Selbstverständlich konnte ich nicht so lange warten und pilgerte
bereits im Oktober 2011 nach München, um eines der ersten Solo
Konzerte vom Porcupine Tree Mastermind Steven Wilson erleben zu
dürfen. Fast ein halbes Jahr später wurde aufgrund der grossen
Nachfrage Teil 2 der erfolgreichen Tournee in die Wege geleitet.

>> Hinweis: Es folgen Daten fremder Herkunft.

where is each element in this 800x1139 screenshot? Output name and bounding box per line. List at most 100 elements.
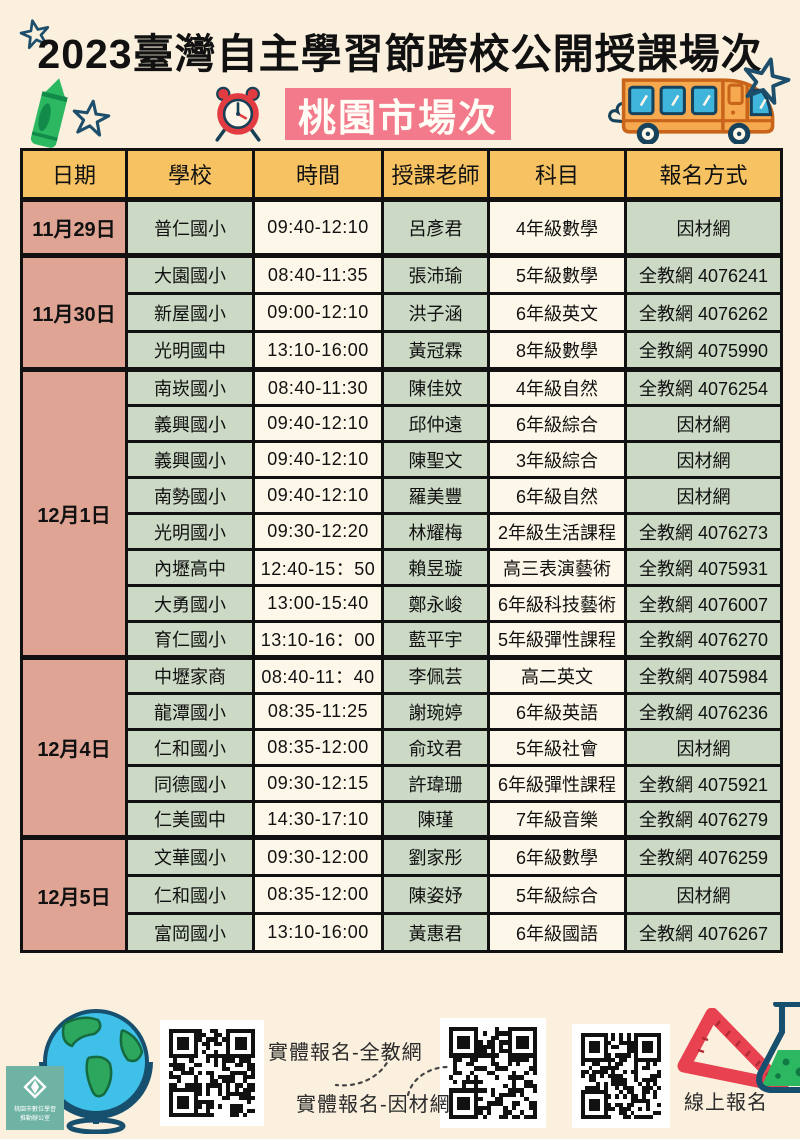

Wilson ist nicht nur musikalisch ein Talent sondern auch im Showbiz
ein absoluter „Siebesiech“! Er weiss genau, wie man in der heutigen
Zeit, wo es eher schwierig ist im harten Business zu überleben,
elegant der Musikbranche den Stinkefinger zeigt. Eigenes Studio, die
besten Musiker arbeiten für ihn kostenlos oder er handelt geschickt
ein Kompensationsgeschäft aus. Um weitere Konzerte finanzieren zu
können veröffentlicht er eine Sackstarke Live CD die man nur über
seine eigene Mail Order Company „Headphone Dust“ beziehen konnte. Er
betont immer wieder, dass ihm die Kohle nicht wichtig ist und er
sich keine goldene Nase mit der Musik verdienen möchte. Luxus ist
für ihn ein Fremdwort. Anspruch hat er nur an sich und seine Musik.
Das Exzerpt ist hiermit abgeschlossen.